A Passion for Public Service

As seniors across the country are working hard on college applications, we are showcasing college application essays by iMentor students.

Joshua graduated from Phoenix Military Academy in Chicago, Ill. in 2019 and is now a first-year student at Western Illinois University. In his college application essay, he shares how watching President Barack Obama’s inauguration inspired him.

At the age of eight, I watched the first Black president being sworn into office. The campaign race for president was watched by many because it was between the now former President Obama and the late Senator John McCain. After the inauguration followed the parade from the United States Capitol to the White House.

I watched with excitement with my mother and I asked, “Who are the men walking next to the presidential limousine?” She explained they were the president’s bodyguards, also known as the Secret Service.

I was astonished to see the agents protecting the most powerful man in the world. As I continued to watch the parade, President Obama had reached the White House and entered the viewing stand with his family and colleagues for the next four years. The military men marched in formation giving respect to the president by saluting. This led to a sea of more questions that my mom had to answer.

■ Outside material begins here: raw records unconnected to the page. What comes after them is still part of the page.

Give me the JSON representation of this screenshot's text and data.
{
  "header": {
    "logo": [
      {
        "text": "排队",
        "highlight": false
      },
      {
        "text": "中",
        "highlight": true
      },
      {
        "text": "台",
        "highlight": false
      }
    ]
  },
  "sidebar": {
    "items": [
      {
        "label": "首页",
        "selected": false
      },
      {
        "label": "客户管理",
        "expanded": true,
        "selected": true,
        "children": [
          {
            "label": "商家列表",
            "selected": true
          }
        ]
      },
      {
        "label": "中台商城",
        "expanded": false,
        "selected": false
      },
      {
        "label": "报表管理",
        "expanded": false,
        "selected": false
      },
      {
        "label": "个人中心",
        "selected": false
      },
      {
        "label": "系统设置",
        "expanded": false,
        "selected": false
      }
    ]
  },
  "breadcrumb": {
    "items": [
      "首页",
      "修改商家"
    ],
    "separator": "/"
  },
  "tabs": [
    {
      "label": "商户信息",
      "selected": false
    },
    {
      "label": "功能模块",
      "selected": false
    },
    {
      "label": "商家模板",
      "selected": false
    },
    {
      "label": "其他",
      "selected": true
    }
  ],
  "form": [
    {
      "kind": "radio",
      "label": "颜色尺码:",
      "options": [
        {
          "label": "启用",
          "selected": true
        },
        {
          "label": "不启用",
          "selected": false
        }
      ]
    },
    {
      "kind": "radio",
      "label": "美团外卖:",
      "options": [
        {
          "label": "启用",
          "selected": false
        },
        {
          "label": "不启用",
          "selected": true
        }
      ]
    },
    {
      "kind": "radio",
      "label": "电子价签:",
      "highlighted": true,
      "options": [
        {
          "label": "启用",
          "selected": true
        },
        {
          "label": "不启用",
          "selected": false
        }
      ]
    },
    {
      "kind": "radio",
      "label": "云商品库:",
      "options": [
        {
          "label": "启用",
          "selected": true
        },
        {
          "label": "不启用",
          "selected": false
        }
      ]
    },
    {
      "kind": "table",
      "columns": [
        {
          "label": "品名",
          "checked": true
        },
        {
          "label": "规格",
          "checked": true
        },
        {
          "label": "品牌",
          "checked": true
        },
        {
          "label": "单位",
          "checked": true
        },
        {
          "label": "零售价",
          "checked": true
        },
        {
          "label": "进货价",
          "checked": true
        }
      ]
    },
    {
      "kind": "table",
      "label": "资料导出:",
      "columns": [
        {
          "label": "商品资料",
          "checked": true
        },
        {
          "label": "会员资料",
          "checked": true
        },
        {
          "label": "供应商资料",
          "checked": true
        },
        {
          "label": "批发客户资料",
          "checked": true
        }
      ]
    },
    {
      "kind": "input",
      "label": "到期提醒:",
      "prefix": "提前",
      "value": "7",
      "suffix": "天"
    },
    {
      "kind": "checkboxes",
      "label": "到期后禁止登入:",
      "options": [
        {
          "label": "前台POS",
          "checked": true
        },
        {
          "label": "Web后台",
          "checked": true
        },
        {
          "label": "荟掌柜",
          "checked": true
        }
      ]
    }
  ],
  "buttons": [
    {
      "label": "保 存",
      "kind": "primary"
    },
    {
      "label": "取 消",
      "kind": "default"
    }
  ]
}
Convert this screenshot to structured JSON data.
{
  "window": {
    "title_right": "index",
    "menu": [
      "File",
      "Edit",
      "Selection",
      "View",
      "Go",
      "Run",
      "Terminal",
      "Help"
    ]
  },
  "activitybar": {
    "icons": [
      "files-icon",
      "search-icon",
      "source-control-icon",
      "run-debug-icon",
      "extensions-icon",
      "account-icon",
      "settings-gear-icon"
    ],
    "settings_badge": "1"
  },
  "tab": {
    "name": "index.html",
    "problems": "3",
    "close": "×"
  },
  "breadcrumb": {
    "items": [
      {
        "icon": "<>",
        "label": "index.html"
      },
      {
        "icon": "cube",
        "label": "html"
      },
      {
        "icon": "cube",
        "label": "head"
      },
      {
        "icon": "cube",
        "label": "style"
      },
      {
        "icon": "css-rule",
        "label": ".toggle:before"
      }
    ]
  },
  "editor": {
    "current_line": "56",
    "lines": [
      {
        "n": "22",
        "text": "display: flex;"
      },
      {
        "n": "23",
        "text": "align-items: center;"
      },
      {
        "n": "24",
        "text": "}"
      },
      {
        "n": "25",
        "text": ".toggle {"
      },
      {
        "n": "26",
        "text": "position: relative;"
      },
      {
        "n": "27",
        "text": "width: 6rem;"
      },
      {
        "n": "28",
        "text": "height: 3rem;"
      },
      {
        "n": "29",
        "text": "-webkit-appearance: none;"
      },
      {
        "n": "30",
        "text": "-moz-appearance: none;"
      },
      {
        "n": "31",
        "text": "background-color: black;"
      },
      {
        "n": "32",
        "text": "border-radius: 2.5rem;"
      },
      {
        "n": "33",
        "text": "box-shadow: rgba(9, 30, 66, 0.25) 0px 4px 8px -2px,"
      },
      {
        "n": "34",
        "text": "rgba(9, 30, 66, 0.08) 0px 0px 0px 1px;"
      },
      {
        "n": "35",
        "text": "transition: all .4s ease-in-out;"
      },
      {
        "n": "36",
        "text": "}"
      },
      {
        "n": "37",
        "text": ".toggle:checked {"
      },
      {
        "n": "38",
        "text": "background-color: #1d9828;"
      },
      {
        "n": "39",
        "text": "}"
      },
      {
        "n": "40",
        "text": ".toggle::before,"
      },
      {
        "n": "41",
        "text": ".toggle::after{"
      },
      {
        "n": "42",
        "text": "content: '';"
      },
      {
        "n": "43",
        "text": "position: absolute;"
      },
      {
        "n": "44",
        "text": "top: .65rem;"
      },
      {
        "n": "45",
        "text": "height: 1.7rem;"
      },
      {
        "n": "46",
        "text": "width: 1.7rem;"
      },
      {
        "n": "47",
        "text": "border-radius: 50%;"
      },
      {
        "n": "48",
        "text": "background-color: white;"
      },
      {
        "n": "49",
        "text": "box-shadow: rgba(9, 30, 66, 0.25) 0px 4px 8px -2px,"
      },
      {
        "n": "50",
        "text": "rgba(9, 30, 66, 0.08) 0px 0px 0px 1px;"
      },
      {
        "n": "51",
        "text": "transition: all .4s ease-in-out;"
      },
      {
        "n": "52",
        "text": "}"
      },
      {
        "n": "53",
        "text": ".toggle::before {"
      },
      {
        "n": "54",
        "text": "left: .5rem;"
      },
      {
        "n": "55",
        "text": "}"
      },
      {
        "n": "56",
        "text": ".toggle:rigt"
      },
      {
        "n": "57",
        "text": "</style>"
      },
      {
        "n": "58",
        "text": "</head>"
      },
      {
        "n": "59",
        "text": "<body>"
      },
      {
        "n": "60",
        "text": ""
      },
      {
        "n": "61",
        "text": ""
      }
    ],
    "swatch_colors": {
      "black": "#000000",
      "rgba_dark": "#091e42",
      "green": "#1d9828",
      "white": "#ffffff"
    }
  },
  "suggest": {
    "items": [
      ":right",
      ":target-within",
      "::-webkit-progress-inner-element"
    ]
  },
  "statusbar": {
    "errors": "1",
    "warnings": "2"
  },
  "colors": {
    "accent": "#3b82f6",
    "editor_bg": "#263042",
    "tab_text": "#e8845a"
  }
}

A wave of curiosity took over and I dove my nose into books and websites to learn more. With each wave of information I pored over, I grew more and more convinced that I wanted to be a “military man, a politician, or a law enforcement officer.” I saw history being made at the age of eight and it was a pivotal moment that shaped who I am today.

Seeing someone who “looked like me” being so influential in American politics also spurred my interest and desire to involve myself in public service and drove me to enroll at Phoenix Military Academy. Enrolling at Phoenix changed everything about me, from the way I walked to the way I think. Going to an academy of this nature is more than keeping a high academic standard; you have to follow the military uniform regulation, arrive to drill and formation at 6 a.m. every day, and address every adult with manners and a proper greeting. I didn’t learn how to meet these standards overnight; I took the time to observe upperclassmen, I adjusted my lifestyle to wake up at 4:30 a.m. to make it to school by 6, and I purposely stepped out of my comfort zone to expose myself to experiences that would teach me how to lead.

I distinctly recall my experience as a Color Guard Commander freshmen year where I developed as a leader. I learned to not be afraid, to command respect and grab the attention of the room. These transferable skills will help me on a military base, in the senate, or house chambers.

This is not just a personal statement – this is an action plan. I’m working towards a goal to make it to politics in Washington, DC. To live up to President Obama’s legacy or become one of the men that protect great politicians like President Obama. He gave the lower and middle class a voice, he fought for legislation that the American people have been asking for for years, and he delivered.

I am going to study political science and law enforcement to make sure I achieve my goals. I’m glad that I witnessed President Obama on TV at the age of eight, otherwise the impact would not have been the same if it was another white man running for office. I will continue working towards my title as Agent Joshua Smith US Secret Service, as well as US Senator or Congressman.